GS: What was the best and most challenging part of launching a fashion line at Disneyland?
HL: The most challenging part was doing the runway show, which, of course, we did really, really big with confetti balloons and a marching band and Mickey and Minnie and all these extremities. But, to do it, we needed to do practice runs. And the only time we could do these runs was when no one was at the park. So, for three nights, they had to set up the entire stage and bring out lighting starting at 9 p.m., and then work until six in the morning. Then they had to take it all down and do it again the next night.
But the show itself was a very special, special event. It exited from Mickey’s house and ended at Minnie’s house. Mickey and Minnie were on the runway.
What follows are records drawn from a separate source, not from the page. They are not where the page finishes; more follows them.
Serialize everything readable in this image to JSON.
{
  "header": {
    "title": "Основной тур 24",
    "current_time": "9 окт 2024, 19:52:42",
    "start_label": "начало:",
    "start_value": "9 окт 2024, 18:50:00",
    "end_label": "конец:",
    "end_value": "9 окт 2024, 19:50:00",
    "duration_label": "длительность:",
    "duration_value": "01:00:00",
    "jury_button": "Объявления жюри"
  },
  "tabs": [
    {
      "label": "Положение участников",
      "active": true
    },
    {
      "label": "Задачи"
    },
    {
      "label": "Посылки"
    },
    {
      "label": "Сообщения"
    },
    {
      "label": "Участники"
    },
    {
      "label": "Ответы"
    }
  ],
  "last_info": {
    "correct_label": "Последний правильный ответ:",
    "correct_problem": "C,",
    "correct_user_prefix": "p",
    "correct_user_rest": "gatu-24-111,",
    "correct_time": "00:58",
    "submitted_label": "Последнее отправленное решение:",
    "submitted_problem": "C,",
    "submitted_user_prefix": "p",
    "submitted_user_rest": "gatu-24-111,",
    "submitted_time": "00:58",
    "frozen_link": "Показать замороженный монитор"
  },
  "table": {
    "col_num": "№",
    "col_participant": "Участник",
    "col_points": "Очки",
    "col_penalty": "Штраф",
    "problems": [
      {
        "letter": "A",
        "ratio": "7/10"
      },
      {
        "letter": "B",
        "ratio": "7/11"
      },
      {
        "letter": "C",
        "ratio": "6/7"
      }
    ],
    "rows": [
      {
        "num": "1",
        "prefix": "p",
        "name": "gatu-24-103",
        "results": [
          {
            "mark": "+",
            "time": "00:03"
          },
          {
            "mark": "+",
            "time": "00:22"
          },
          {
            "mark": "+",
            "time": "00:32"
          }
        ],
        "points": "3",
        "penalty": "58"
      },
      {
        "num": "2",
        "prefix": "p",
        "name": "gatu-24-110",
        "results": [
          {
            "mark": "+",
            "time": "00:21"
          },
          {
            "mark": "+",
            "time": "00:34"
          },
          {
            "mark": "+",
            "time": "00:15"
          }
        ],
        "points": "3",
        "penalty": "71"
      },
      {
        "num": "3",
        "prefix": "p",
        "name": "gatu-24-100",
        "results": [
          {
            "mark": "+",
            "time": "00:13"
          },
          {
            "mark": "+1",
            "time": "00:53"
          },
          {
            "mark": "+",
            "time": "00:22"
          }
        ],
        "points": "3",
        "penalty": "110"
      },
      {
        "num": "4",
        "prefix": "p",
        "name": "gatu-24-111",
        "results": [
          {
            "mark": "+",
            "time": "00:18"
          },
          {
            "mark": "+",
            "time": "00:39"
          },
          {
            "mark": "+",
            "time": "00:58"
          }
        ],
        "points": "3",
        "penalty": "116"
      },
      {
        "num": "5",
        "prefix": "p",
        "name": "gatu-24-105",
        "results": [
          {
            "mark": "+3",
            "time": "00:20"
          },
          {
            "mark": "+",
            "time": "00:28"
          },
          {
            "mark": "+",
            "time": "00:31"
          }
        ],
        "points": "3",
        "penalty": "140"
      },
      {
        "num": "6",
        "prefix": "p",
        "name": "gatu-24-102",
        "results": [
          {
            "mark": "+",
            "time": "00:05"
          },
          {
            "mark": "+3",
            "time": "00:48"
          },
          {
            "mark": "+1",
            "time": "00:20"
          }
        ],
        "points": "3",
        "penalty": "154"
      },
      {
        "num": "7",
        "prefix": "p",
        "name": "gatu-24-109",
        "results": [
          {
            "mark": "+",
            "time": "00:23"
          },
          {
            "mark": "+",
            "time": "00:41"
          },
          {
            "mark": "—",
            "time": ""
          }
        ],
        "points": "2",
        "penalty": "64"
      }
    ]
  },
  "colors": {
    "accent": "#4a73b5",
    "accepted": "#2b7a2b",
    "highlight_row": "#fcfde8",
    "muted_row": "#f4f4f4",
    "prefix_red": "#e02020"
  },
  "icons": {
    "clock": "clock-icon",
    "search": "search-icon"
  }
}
GS: Where did you draw inspiration from for the collection?
HL: We went through the entire archives of Disney, so 90 years of Disney comic books, clothing, everything. We combined our own personal memories with these—and you’ll see that in the collection. One of the things we were able to do was actually redraw Disney, believe it or not. We drew Mickey and got it approved by the official Disney people, so now our drawings are part of the official Disney language which is super exciting.
We also decided to look at early Mickey items, like clothing and sheets—all the prints were kind of offset because, at that time, things weren’t being produced with big machinery. It was real people doing the printing, so nothing was perfect. We decided to embrace that imperfect quality in this collection. That’s why some of the colours are kind of strange, like Mickey’s all of a sudden blue and not black. We decided to really embrace a lot of these different little things that felt nostalgic to us, too: our parents buying a Mickey piece in Hong Kong for us and something being a little off about it.
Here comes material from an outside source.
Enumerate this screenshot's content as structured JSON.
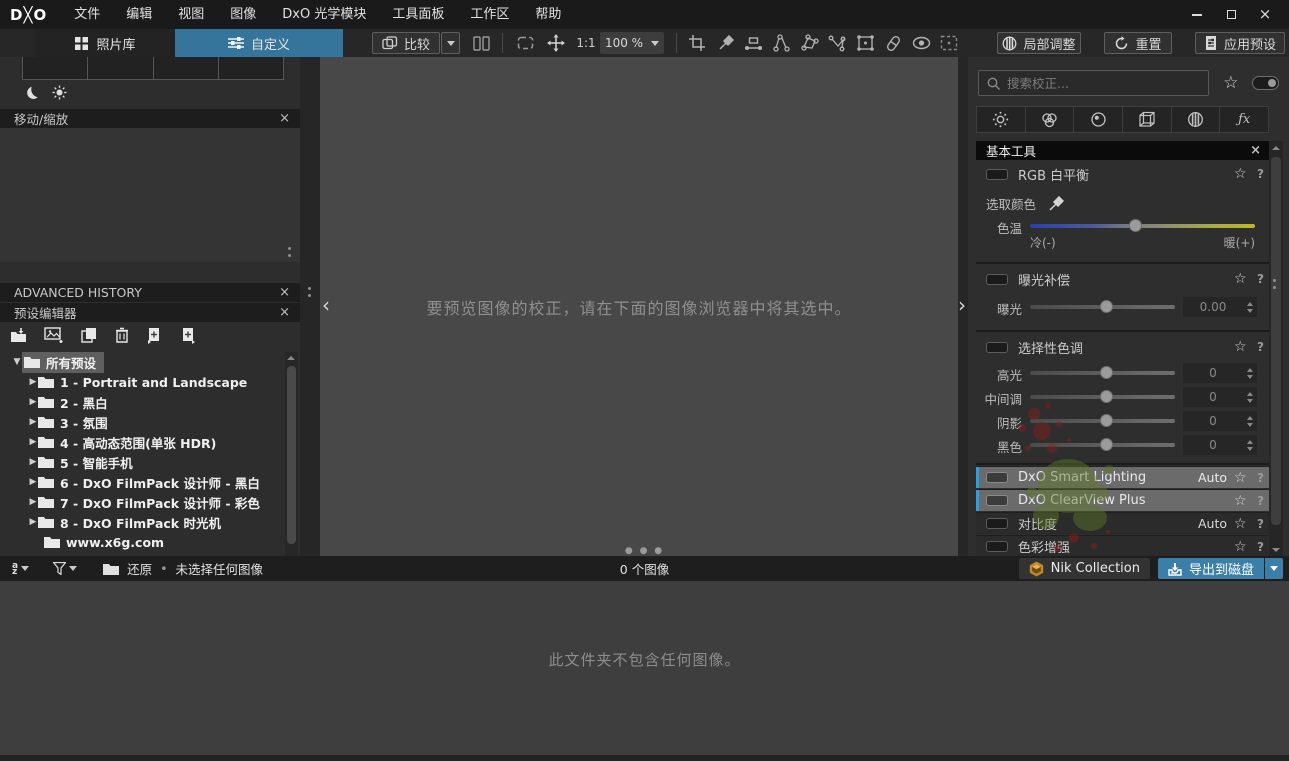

We also wanted to celebrate beauty. We knew what a lot of people had done with Mickey Mouse and Disney, and we wanted to do something that felt very different for us. So doing the gowns and the silk tops and the faux furs—all these things that felt slightly more elevated were super exciting for us.
GS: Finally, I have to ask—what’s your favourite Disney movie?
CL: The original Tron was such a seminal movie for us growing up.
HL: I have twin girls, so I think Frozen is actually kind of an interesting story because it’s about finding the truest of true love and it turns out that that is between the sisters, Anna and Elsa. The idea is that, you know, you think they’re finding a male, a Prince Charming. But the prince is actually the enemy and the love between sisters is unbreakable.